Washington was talking about the third of the seven principles of Kwanzaa – Ujima, which is Swahili for collective work and responsibility. Washington believed black people should use the system to their advantage and work together.
Playwright Lorraine Hansberry said, “The foremost enemy of the Negro intelligentsia has been isolation.”
For black people, the biggest war is not against racist ideals and prejudice practices, but it is a war of the mind. America’s creeds of capitalism have conditioned blacks to try to make it alone.
The odds are that much more against him or her if a lone soldier is going up against thousands of troops. Power in numbers is one of the most potent weapons.
This power can be exercised across the board, even in the voting booths. There is a prevalent belief that the ballot carries no weight and in a sense, that is accurate. With the electoral college, individual votes are not tallied up and counted as a democracy implies and as citizens are trained to believe.
Yet, is inaction the answer? Can the complaints of an unfair system solidify into the means to destroy it? Not quite.
“I don’t do politics” is a political statement in itself. The system will be there whether you close your eyes or not. There is no separation between politics and the people. This misconception that simply not participating in the political system means exemption from it has plagued the black community for some time.
On the flip side, can a system set up in contrast to African principles ever be used to help black people? That’s also unlikely.
The catch 22 is apparent and for many, discouraging, but from a time when black people were denied civil liberties, the right to vote is often taken for granted.

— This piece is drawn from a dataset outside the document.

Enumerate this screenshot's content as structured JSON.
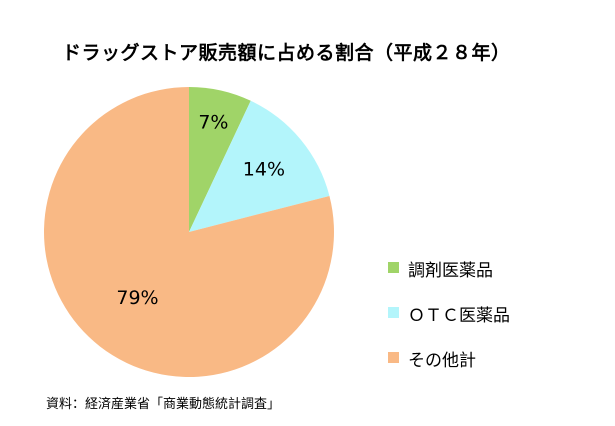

However, the right to vote was not the battle. As Hansberry said, black people were fighting to come together. Black people were fighting to become one against the powers that sought to divide them.
Today, it seems that the fight has been forgotten. Black people are content to wander the wayward streets too proud to ask for help.
It’s never been about the vote. It’s about the people. Whether we choose to try to go within the system or charge it from the outside, it’s a mission that we must do as one unit or we will fail.